In response to concerns regarding the safety of FR chemicals, Congress, in the fiscal year 1999 appropriations report for CPSC, requested that the National Research Council conduct an independent study of the health risks to consumers posed by exposure to FR chemicals that are likely to be used in residential upholstered furniture to meet a CPSC standard. The National Research Council assigned the project to the Committee on Toxicology (COT) of the Commission on Life Sciences' Board on Environmental Studies and Toxicology. COT convened the Subcommittee on Flame-Retardant Chemicals, which prepared this report. Subcommittee members were chosen for their recognized expertise in toxicology, pharmacology, epidemiology, chemistry, exposure assessment, risk assessment, and biostatistics.

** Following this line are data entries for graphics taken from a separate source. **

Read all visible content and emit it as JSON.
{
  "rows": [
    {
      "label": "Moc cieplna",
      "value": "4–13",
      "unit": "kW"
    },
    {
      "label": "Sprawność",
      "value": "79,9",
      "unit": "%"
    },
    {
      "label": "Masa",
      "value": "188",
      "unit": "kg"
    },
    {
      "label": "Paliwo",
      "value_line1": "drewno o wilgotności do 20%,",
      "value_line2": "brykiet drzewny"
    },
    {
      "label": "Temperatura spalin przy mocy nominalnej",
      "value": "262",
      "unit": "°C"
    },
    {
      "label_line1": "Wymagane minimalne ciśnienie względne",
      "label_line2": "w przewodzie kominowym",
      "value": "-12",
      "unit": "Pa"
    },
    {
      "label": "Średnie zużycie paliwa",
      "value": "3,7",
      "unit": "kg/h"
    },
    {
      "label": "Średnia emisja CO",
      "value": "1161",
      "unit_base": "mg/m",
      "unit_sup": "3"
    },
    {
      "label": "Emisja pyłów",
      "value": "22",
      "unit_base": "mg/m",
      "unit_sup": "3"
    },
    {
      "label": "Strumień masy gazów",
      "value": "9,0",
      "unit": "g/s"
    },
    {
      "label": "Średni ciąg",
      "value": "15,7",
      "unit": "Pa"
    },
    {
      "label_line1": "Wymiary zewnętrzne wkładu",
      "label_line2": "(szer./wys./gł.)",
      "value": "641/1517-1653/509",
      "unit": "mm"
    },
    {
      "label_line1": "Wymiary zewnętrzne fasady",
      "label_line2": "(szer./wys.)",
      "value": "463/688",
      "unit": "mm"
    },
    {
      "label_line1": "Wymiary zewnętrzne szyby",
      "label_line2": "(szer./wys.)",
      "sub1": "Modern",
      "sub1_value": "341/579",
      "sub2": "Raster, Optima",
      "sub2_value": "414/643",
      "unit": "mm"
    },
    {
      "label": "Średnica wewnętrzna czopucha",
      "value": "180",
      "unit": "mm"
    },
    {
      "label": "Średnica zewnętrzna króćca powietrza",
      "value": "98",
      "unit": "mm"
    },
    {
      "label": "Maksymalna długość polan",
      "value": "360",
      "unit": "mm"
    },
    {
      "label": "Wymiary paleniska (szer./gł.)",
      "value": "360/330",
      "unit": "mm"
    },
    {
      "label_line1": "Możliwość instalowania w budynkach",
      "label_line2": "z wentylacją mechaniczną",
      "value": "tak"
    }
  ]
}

Toxicological Risks of Selected Flame-Retardant Chemicals is organized into 18 chapters and two appendices. Chapter 2 describes the risk assessment process used by the subcommittee in determining the risk associated with potential exposure to the various FR chemicals. Chapter 3 describes the method the subcommittee used to measure and estimate the intensity, frequency, extent, and duration of human exposure to FR chemicals. Chapters 4-19 provide the subcommittee's review and assessment of health risks posed by exposure to each of the 16 FR chemicals. Data gaps and research needs are provided at the end of these chapters.